The Bye-laws: What They Are About
The “Street Hawking Bye-laws, 2011” were made at an AMA meeting on September 1, 2010. According to the document, the prohibitions are against:
  1. Sale, offer of sale or purchase of merchandise to vehicle drivers or passengers
  2. Trading on the street (except for street markets)
  3. Littering on streets, pavements and from moving vehicles
  4. Owners of vehicles required to provide waste bins for passengers and to use those
  5. Solicitation of alms, aiding and encouragement of solicitation of alms (with exception of religious or charitable organizations)
  6. Responsibility of a parent to avoid child delinquency
  7. Promotional activities on streets or in markets without proper permit
    — AMA (Street Hawking) Bye-laws, 2011, September 1, 2010
Bye-laws such as these that intend to address land use activities but fail to consider the livelihood question (for these people, vending is a full time job). First, given the dynamic economy, the sheer extent and role of the informal economy, including street hawkers, is critical to functioning of many African cities, in Accra as well as in other cities. These workers, although unrecognized by the AMA, contribute key services, make products more accessible, and address a key need for the public. For example, an International Labor Organization study estimates that more than 70 percent of non-agricultural employment in Sub-Saharan Africa is in the informal economy. In Ghana, the large formal economy seems to be driven by unemployment and underemployment, forcing individuals to engage in trading activities as a means of economic survival. Interestingly, a recent study on Ghana frames this issue well:

“Unemployment and underemployment remain major problems, reflecting the failure of past economic growth to generate substantial formal employment in the private sector, and the lack of job-relevant skills of the majority of the workforce.  Ghana’s labour market is still characterized by the dominance of employment in agriculture and a large informal economy. Government figures indicate that currently two out of three working adults are employed. The national unemployment rate is estimated at only 3% by government sources. The low rate of unemployment in the country disguises the high levels of unemployment and underemployment inherent in the large informal sector.” — “Ghana: Social Context and Human Resource Development,” African Economic Outlook, 2011

Organizing a Response
An organizing initiative, the Ghana Urban Platform, is driven by issues such as these. A network of Ghanaian professionals engaged in various aspects of urban development, the Urban Platform aims to “draw attention to key concerns about Ghanaian cities,” from submitting and discussing solutions to city problems, to networking and asserting citizens rights to be heard to city government. A key benefit of the platform is the network’s discussion groups, where members highlight and discuss urban ills from this very street hawking issue to the emergence of shopping malls.
Members of the group, including Prof. Ohene Sarfo of the Institute of Local Government Studies, opined on the nature and real potential solutions for addressing the street hawking question. As Sarfoh wrote (paraphrased here), the dilemma has many roots. On the one hand, city managers opt for expediency, rather than well thought out, integrated city policies and practices. Technocrats kowtow to appease politicians. The media, the gatekeepers to information, fill newspapers with partisan political shouting matches and religious fundraising, rather than fulfilling their public duty to inform and educate the public on key matters. The professional class suffers from NIMBY, or “Not In My Backyard” syndrome. Underlying these issues, he says, exists “a feral underclass disconnected from the state and all forms of formally constructed social order.” The chaos has reached a key point “some people have no conception of lawfulness.” The street hawker question is inextricably tied to this. He asks, “What constitutes lawfulness and formality, and who determines the boundaries of lawfulness and formality?”
Developing Sustainable Solutions – Organization, not Illegalization
Despite the AMA’s actions, it is clear by the sheer extent of street vending, the nature of the economy unemployment (and underemployment) levels that street hawking is here to stay — and that’s not a bad thing. So real solutions to manage street hawking must first appreciate the role these vendors serve, these activities as their livelihood, and find ways to manage the this commercial activity with transport, public spaces, residential and other key land use activities.

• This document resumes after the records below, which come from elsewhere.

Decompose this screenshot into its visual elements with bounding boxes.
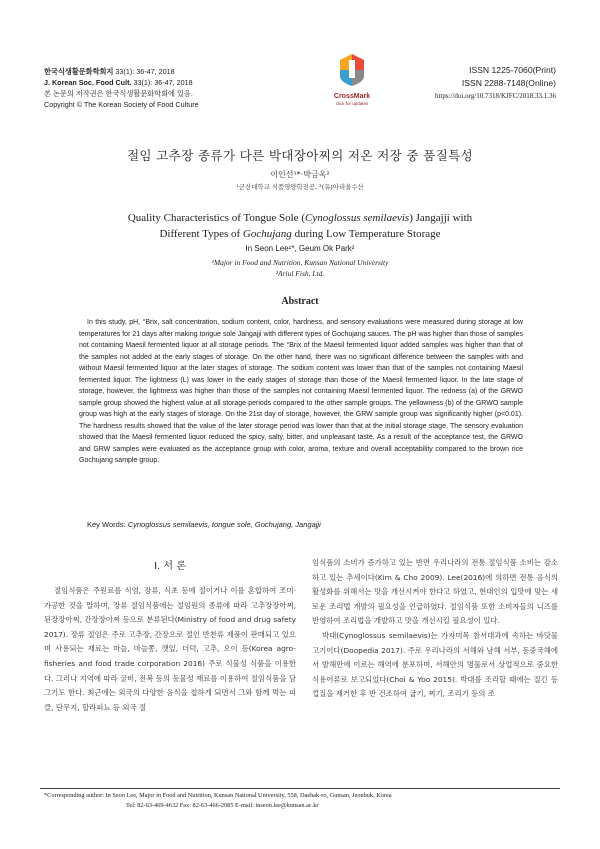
intro-right-column [312, 556, 558, 702]
keywords-list: Cynoglossus semilaevis, tongue sole, Gochujang, Jangajji [127, 520, 321, 529]
title-en-gochujang: Gochujang [242, 228, 292, 240]
issn-print: ISSN 1225-7060(Print) [469, 65, 556, 75]
section-heading: I. 서 론 [154, 561, 186, 572]
title-en-text: Different Types of [159, 228, 243, 240]
journal-name-ko: 한국식생활문화학회지 [44, 67, 114, 76]
abstract-heading: Abstract [281, 296, 319, 307]
affiliation-en-1: ¹Major in Food and Nutrition, Kunsan National University [211, 258, 389, 267]
title-english [60, 210, 540, 242]
footnote-divider [40, 788, 560, 789]
affiliation-korean: ¹군산대학교 식품영양학전공, ²(유)아리울수산 [236, 183, 364, 191]
issn-block [336, 64, 556, 103]
doi-link[interactable]: https://doi.org/10.7318/KJFC/2018.33.1.36 [434, 92, 556, 100]
affiliation-english [0, 258, 600, 279]
intro-right-paragraph-2: 박대(Cynoglossus semilaevis)는 가자미목 참서대과에 속하는 바닷물고기이다(Doopedia 2017). 주로 우리나라의 서해와 남해 서부, 동중국해에서 발해만에 이르는 해역에 분포하며, 서해안의 명물로서 상업적으로 중요한 식용어류로 보고되었다(Choi & Yoo 2015). 박대를 조리할 때에는 질긴 등껍질을 제거한 후 반 건조하여 굽기, 찌기, 조리기 등의 조 [312, 630, 558, 699]
intro-right-paragraph-1: 임식품의 소비가 증가하고 있는 반면 우리나라의 전통 절임식품 소비는 감소하고 있는 추세이다(Kim & Cho 2009). Lee(2016)에 의하면 전통 음식의 활성화를 위해서는 맛을 개선시켜야 한다고 하였고, 현대인의 입맛에 맞는 새로운 조리법 개발의 필요성을 언급하였다. 절임식품 또한 소비자들의 니즈를 반영하여 조리법을 개발하고 맛을 개선시킬 필요성이 있다. [312, 558, 558, 626]
abstract-body: In this study, pH, °Brix, salt concentration, sodium content, color, hardness, and sensory evaluations were measured during storage at low temperatures for 21 days after making tongue sole Jangajji with different types of Gochujang sauces. The pH was higher than those of samples not containing Maesil fermented liquor at all storage periods. The °Brix of the Maesil fermented liquor added samples was higher than that of the samples not added at the early stages of storage. On the other hand, there was no significant difference between the samples with and without Maesil fermented liquor at the later stages of storage. The sodium content was lower than that of the samples not containing Maesil fermented liquor. The lightness (L) was lower in the early stages of storage than those of the Maesil fermented liquor. In the late stage of storage, however, the lightness was higher than those of the samples not containing Maesil fermented liquor. The redness (a) of the GRWO sample group showed the highest value at all storage periods compared to the other sample groups. The yellowness (b) of the GRWO sample group was high at the early stages of storage. On the 21st day of storage, however, the GRW sample group was significantly higher (p<0.01). The hardness results showed that the value of the later storage period was lower than that at the initial storage stage. The sensory evaluation showed that the Maesil fermented liquor reduced the spicy, salty, bitter, and unpleasant taste. As a result of the acceptance test, the GRWO and GRW samples were evaluated as the acceptance group with color, aroma, texture and overall acceptability compared to the brown rice Gochujang sample group. [79, 319, 523, 464]
title-en-text: ) Jangajji with [409, 212, 473, 224]
affiliation-en-2: ²Ariul Fish, Ltd. [275, 268, 325, 278]
crossmark-sublabel: click for updates [335, 101, 369, 106]
title-en-text: Quality Characteristics of Tongue Sole ( [127, 212, 305, 224]
keywords [87, 520, 321, 529]
authors-english: In Seon Lee¹*, Geum Ok Park² [245, 244, 355, 253]
footnote-line-1: *Corresponding author: In Seon Lee, Major in Food and Nutrition, Kunsan National University, 558, Daehak-ro, Gunsan, Jeonbuk, Korea [44, 792, 392, 799]
corresponding-author-footnote [44, 791, 564, 811]
authors-korean: 이인선¹*·박금옥² [270, 170, 330, 179]
journal-issue-ko: 33(1): 36-47, 2018 [113, 67, 175, 76]
journal-header [44, 66, 324, 110]
title-en-species: Cynoglossus semilaevis [304, 212, 410, 224]
keywords-label: Key Words: [87, 520, 128, 529]
journal-name-en: J. Korean Soc. Food Cult. [44, 78, 132, 87]
footnote-line-2: Tel: 82-63-469-4632 Fax: 82-63-466-2085 E-mail: inseon.lee@kunsan.ac.kr [126, 802, 319, 809]
issn-online: ISSN 2288-7148(Online) [461, 78, 556, 88]
copyright-en: Copyright © The Korean Society of Food Culture [44, 100, 199, 109]
title-en-text: during Low Temperature Storage [291, 228, 441, 240]
journal-issue-en: 33(1): 36-47, 2018 [131, 78, 193, 87]
title-korean: 절임 고추장 종류가 다른 박대장아찌의 저온 저장 중 품질특성 [126, 148, 474, 163]
intro-left-paragraph: 절임식품은 주원료를 식염, 장류, 식초 등에 절이거나 이를 혼합하여 조미·가공한 것을 말하며, 장류 절임식품에는 절임원의 종류에 따라 고추장장아찌, 된장장아찌, 간장장아찌 등으로 분류된다(Ministry of food and drug safety 2017). 장류 절임은 주로 고추장, 간장으로 절인 반찬류 제품이 판매되고 있으며 사용되는 재료는 마늘, 마늘쫑, 깻잎, 더덕, 고추, 오이 등(Korea agro-fisheries and food trade corporation 2016) 주로 식물성 식품을 이용한다. 그러나 지역에 따라 굴비, 전복 등의 동물성 재료를 이용하여 절임식품을 담그기도 한다. 최근에는 외국의 다양한 음식을 접하게 되면서 그와 함께 먹는 피클, 단무지, 할라피뇨 등 외국 절 [44, 586, 296, 712]
crossmark-label: CrossMark [333, 93, 371, 100]
copyright-ko: 본 논문의 저작권은 한국식생활문화학회에 있음. [44, 89, 193, 98]
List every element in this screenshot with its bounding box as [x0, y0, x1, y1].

Any solution must to designate accessible hawking spaces or zones (for both patrons and vendors), and/or standardize vending venues and sizes that allow vending but also respect the need for ease of traffic in public spaces (pedestrian walkways, roadways). Concurrently, skills training and capacity building, combined with microfinancing to support small business development, as well as the execution of policies that encourage vendors to move from informal to small-scale business services, can help draw informal works into a more formal, regulated economy, and incentivize them through support and the potential for regular employment.

In Kerala, India, city officials are doing just that through a street vending management pilot project. Instead of trying to outlaw street vending, city officials and urban planners are recognizing it as a legitimate economic activity and “public convenience,” and efforts are focused on organizing these activities for the public good: licensing vendors, designating street hawking zones and times, providing mobile stalls to vendors that suit their types of wares and even facilitating access to microfinance for vendors.

So much of this change in Kerala is centered on the necessity that officials and the public change their perspectives on street vending. While in its current form this activity is disorganized, promotes congestion seems inefficient, I can’t help but wonder, if the phone credit vendors weren’t there on the street and sidewalks, where would I get my phone credit from? Clearly, these vendors provide a necessary service. The question is how cities like Accra will choose to harness it for the greater good.